Satchel Paige


Satchel Paige : biography

July 7, 1906 – June 8, 1982


During a power failure on June 8, 1982, Paige died of a heart attack at his home in Kansas City, a month before his 76th birthday. He is buried on Paige Island in the Forest Hill Memorial Park Cemetery in Kansas City.

Negro leagues

Chattanooga and Birmingham: 1926–29

A former friend from the Mobile slums, Alex Herman, was the player/manager for the Chattanooga White Sox of the minor Negro Southern League. In 1926 he discovered Paige and offered to pay him $250 per month, of which Paige would collect $50 with the rest going to his mother. He also agreed to pay Lula Paige a $200 advance, and she agreed to the contract.Tye 2009, p. 25.

The local newspapers—the Chattanooga News and Chattanooga Times—recognized from the beginning that Paige was special. In April 1926, shortly after his arrival, he recorded nine strikeouts over six innings against the Atlanta Black Crackers.Tye 2009, pp. 41–42. Part way through the 1927 season, Paige’s contract was sold to the Birmingham Black Barons of the major Negro National League (NNL). According to Paige’s first memoir, his contract was for $450 per month, but in his second he said it was for $275.Tye 2009, p. 42; Paige and Lipman 1993, pp. 45–46.

Pitching for the Black Barons, Paige threw hard but was wild and awkward. In his first big game in late June 1927, against the St. Louis Stars, Paige incited a brawl when his fastball hit the hand of St. Louis catcher Mitchell Murray. Murray then charged the mound and Paige raced for the dugout, but Murray flung his bat and struck Paige above the hip.
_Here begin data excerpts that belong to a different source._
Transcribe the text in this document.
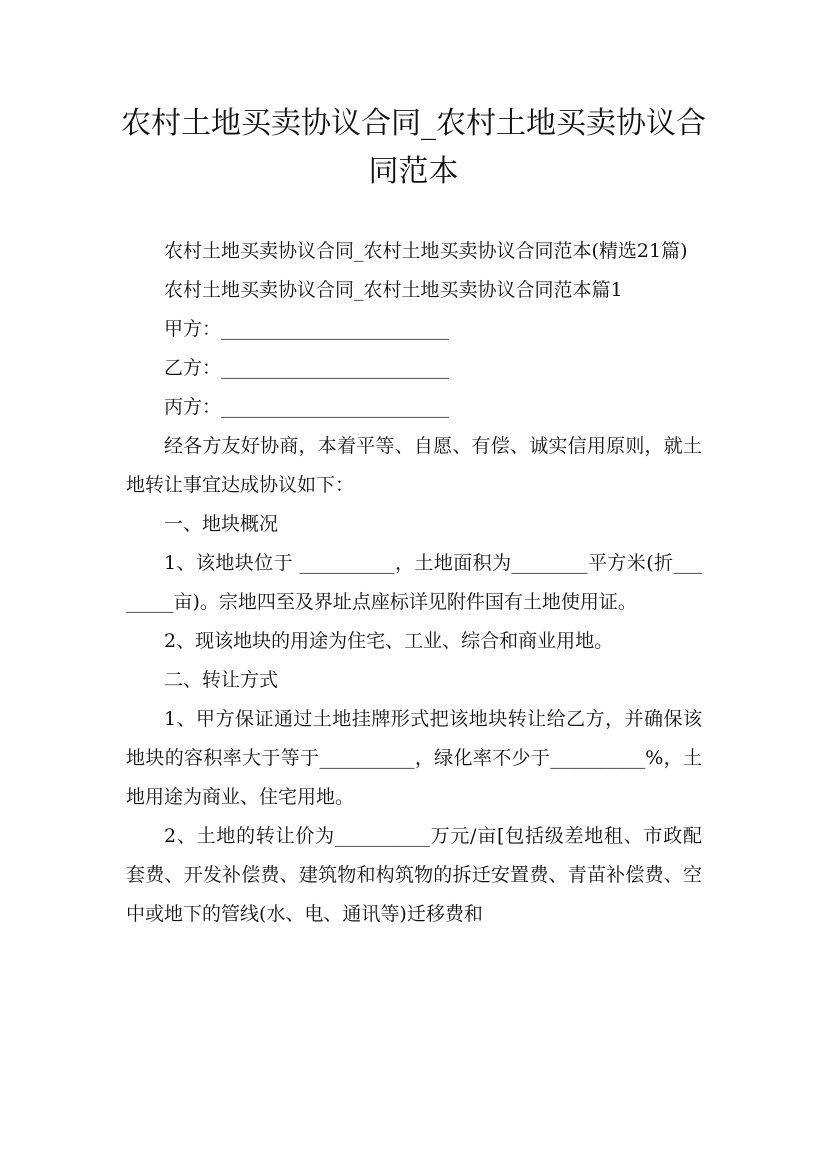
农村土地买卖协议合同_农村土地买卖协议合同范本

农村土地买卖协议合同_农村土地买卖协议合同范本(精选21篇)

农村土地买卖协议合同_农村土地买卖协议合同范本篇1

甲方：________________________

乙方：________________________

丙方：________________________

经各方友好协商，本着平等、自愿、有偿、诚实信用原则，就土地转让事宜达成协议如下：

一、地块概况

1、该地块位于 __________，土地面积为________平方米(折________亩)。宗地四至及界址点座标详见附件国有土地使用证。

2、现该地块的用途为住宅、工业、综合和商业用地。

二、转让方式

1、甲方保证通过土地挂牌形式把该地块转让给乙方，并确保该地块的容积率大于等于__________，绿化率不少于__________%，土地用途为商业、住宅用地。

2、土地的转让价为__________万元/亩[包括级差地租、市政配套费、开发补偿费、建筑物和构筑物的拆迁安置费、青苗补偿费、空中或地下的管线(水、电、通讯等)迁移费和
The police were summoned, and the headline of the Birmingham Reporter proclaimed a "Near Riot."Tye 2009, p. 43. Paige improved and matured as a pitcher with help from his teammates, Sam Streeter and Harry Salmon, and his manager, Bill Gatewood.Tye 2009, pp. 44–45. He finished the 1927 season 7–1 with 69 strikeouts and 26 walks in 89 innings.Hogan 2006, pp. 406–07.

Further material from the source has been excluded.